Hullo. My penultimate choice of the best television programmes of the year is one of the darker, violent police dramas of the year. Taggart after a night on the ran dan...
Yes, I did say that TV cop shows were dull, and yes this is another TV cop show. However the police in this dark drama do not have personality traits that feel shoehorned into the show, they do feel flawed.
The drama centres around the killing of Brendan McCann by two of his colleagues in the Lothian & Borders Police, Joe Geddes (played by Brian McCardle) and Frank Agnew (Mark Strong). McCann is killed after a works night out, and the body is (eventually after discussions on how McCann should be seated) dumped into the Forth inside his own car.
The body is not properly disposed of because it is discovered the next day, though not before the internal affairs department arrive looking for Geddes and McCann. It transpires that McCann had been under surveillance for some time.
Meanwhile as the story goes on the alliance between Geddes and Agnew gets shakier and shakier. Agnew had been tricked into helping to kill McCann, Geddes had said that Agnew’s missing girlfriend had been killed by McCann. Agnew had found out when his girlfriend tried to call. Agnew beats up Geddes, who is beginning to fold as forensic evidence begins to contradict the original assumptions about what had happened. Finding a headless and armless body in the trunk was not part of the plans.
At the end Geddes folds, confessing that he alone killed McCann, when it looks like Agnew is going to be fingered as the prime suspect. Geddes kills himself. Agnew does not find his missing girlfriend.
I liked this because the acting was superb, Brian McCardle was really good while Mark Strong’s performance was as excellent as his mastery of the Edinburgh accent. The plot was good, it was violent at times but there was a realism to it, I flinched away from the television a couple of times because of how realistic it felt (I can only remember one other scene that did that this year, it was from Jimmy McGovern’s BBC drama The Street. It was a vicious beating that one of the characters was giving to his partner’s brother in law). Also, because it was set in Edinburgh, the old buildings somehow added a gothic atmosphere to the drama.
As someone who would rather be flayed with a slaughterhouse jet myself..(watch it and it will make sense).. than watch the usual GB Cops dross on TV ..including the latest "Holby Blue"...this was a very pleasant surprise.
ReplyDeleteMoodier than Jack Dee with Black Dog, atmospheric music and superb acting took it to a new level.

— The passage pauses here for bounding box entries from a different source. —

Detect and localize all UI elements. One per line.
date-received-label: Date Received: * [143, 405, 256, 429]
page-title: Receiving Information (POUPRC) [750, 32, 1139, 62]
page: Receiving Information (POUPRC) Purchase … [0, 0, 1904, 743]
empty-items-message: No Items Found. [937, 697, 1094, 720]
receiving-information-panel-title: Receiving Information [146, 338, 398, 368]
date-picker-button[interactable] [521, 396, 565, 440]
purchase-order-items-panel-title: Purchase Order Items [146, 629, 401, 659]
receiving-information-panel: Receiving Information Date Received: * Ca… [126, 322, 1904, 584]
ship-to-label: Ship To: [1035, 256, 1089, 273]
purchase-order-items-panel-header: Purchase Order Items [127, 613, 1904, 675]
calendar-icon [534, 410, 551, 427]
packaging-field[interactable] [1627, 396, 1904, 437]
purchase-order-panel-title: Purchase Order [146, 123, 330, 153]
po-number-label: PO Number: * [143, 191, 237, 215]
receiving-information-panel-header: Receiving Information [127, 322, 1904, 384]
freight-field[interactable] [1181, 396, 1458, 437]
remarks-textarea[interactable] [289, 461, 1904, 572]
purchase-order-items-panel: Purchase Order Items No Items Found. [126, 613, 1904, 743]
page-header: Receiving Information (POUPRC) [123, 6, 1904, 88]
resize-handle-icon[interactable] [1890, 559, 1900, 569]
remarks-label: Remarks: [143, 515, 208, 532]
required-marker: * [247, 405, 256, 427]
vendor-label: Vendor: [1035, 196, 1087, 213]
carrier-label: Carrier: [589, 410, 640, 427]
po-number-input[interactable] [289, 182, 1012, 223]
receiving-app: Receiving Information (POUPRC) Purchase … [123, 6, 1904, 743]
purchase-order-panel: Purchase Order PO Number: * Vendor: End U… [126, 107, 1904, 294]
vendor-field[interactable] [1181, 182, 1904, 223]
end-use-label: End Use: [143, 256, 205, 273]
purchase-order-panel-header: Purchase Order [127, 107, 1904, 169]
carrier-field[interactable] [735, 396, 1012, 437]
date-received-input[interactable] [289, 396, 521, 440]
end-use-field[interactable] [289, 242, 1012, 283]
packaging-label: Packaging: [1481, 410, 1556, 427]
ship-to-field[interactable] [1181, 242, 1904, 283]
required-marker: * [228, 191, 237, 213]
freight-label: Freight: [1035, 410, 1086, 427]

I was however amused that not a single Lothian and Borders Uniform appeared in the whole drama! Even when a body is found at the bottom of the crags by... "a man walking his dog"....not a uniform or Police car in sight. He must have phoned forensics direct as actors in plastic boiler suits were all that was in attendance! I do not imagine much official co-operation was forthcoming from the boys in blue given the central premise of corrupt detectives topping each other! Shame, that lack of realism was the only drawback on a cracking story beautifully told.